Following the 1986 season, the CFL held an equalization draft in which the three teams that did not qualify for playoffs could draft certain players from the six teams that qualified for playoffs. In the equalization draft, the Ottawa Rough Riders acquired Allemang. The draft, which was held in secret and intentionally hidden from the media, received harsh criticism from the teams which lost players. Tiger-Cats personnel director Mike McCarthy referred to the equalization draft as a "socialist draft", and Allemang expressed discontent with the unexpected move to Ottawa.

Allemang remained in his role as a center with the Rough Riders.
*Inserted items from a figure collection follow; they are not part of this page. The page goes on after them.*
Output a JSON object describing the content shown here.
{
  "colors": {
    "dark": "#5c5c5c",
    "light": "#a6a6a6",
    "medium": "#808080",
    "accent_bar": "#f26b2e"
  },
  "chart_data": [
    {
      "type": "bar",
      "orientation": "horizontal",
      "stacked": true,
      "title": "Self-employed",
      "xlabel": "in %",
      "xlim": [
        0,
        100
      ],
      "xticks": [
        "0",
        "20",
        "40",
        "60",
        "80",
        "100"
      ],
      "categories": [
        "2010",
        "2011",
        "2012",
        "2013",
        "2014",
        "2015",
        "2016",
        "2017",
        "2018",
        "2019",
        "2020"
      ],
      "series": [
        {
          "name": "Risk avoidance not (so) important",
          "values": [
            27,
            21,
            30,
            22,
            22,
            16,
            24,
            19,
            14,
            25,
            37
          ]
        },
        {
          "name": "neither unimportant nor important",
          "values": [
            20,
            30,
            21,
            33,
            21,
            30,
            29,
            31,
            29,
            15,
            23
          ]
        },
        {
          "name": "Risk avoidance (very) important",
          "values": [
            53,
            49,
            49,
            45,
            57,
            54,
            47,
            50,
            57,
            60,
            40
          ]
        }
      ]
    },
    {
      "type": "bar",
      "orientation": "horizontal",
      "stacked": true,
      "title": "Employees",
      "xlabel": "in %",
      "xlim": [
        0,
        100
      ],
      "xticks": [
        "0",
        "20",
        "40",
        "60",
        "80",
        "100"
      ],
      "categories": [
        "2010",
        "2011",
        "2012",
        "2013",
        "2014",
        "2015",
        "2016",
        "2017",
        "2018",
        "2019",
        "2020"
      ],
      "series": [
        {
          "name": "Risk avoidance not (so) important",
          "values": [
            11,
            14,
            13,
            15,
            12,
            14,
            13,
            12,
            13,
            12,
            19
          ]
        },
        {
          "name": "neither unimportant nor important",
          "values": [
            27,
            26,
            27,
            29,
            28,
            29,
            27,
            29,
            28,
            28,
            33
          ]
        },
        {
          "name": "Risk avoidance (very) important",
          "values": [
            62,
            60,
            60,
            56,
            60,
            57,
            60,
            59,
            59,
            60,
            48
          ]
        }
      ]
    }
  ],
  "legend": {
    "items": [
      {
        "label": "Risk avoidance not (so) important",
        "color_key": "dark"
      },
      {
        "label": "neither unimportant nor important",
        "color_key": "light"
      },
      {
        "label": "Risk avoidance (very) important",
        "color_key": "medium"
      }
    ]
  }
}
In 1987, he played in 11 regular season games, missing time due to a knee injury which required surgery. Allemang re-signed with the Rough Riders before the 1988 season and went on to play in all 18 games. For the second time, he was nominated for the Leo Dandurand Trophy.

In March 1989, incoming head coach Steve Goldman developed a long-term strategy for the Rough Riders that involved a focus on developing younger players. As part of his efforts, Goldman gave Allemang an ultimatum to retire or be released from the team, and Allemang announced his retirement later that month.

== Later life ==

After retiring from football, Allemang became a tax investigator with Revenue Canada, the Canadian tax agency. In 1996, he became a firefighter in Ancaster, Ontario, a position from which he retired in 2013.